Ivana was spreading sketches across the table, deliberately covering my breakfast setting.

"I'm thinking of painting the walls black," she said, biting into a piece of toast that had been on my plate. "To reflect my inner turmoil."

She saw me and smiled, though the expression didn't reach her eyes. "Oh, Jenna. Good morning. I have something to tell you."

My blood ran cold. "What?"

"I was moving some of those old boxes you left in the closet," she said breezily. "To make room for my easels."

"I moved all my boxes," I said.

"Not the small one," she said. "The one with the little crystal bottle. It was wrapped in velvet."

My heart stopped.

The 1928 Guerlain Djedi. My father's most prized possession. The last sealed bottle in existence. He had saved it for my wedding day, but I had never opened it because marrying Corbett felt like a funeral.

"Where is it?" I asked, my voice trembling.

"Oops," she said.

I didn't wait.

I sprinted to the guest room-my old studio.

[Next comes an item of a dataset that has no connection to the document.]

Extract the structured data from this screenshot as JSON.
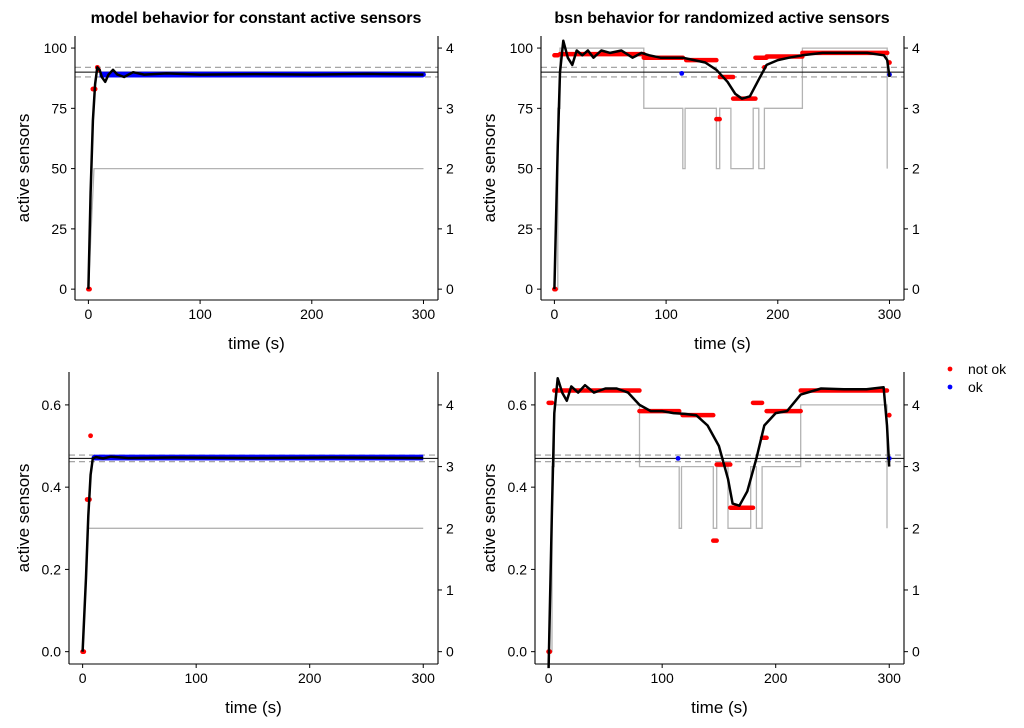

The smell hit me before I even crossed the threshold.

Dry, animalic, somber. The scent of ancient grief.

The bottle lay shattered on the floor near the window. The dark amber liquid was soaking into the pristine white carpet, a stain that looked like dried blood.

"No," I whimpered.

I fell to my knees.

I reached for the shards, desperate to scoop up the liquid, to save even a drop of my father's memory.

The glass sliced into my palms.

I didn't feel the pain. I only felt the loss.

"It slipped," Ivana said from the doorway. Her voice was flat, bored.

I turned on her, my hands dripping with blood and perfume.

"You threw it!" I screamed. "You did this on purpose! You monster!"

Corbett stepped in front of her, shielding her from me.

"Jenna! Look at yourself!" he shouted. "You're bleeding all over the carpet!"

"She broke it!" I sobbed, holding up my lacerated hands. "It was my father's! She knew!"

"It was an accident!" Corbett yelled back. "Why do you always have to villainize her? She was trying to clean up!"

He looked at my bleeding hands with disgust, not concern.

"You're hysterical," he said. "Go clean yourself up. You're scaring her."

I looked at him.

He was standing over the wreckage of my father's legacy, protecting the woman who destroyed it.

He wasn't just weak. He was complicit.

I stood up.

I wiped my bloody hands on my jeans, leaving dark, crimson streaks against the denim.

The scent of Djedi was overwhelming, a funeral shroud wrapping around us.

"You're right," I said, my voice suddenly calm, terrifyingly steady. "I am scaring her. But not nearly enough."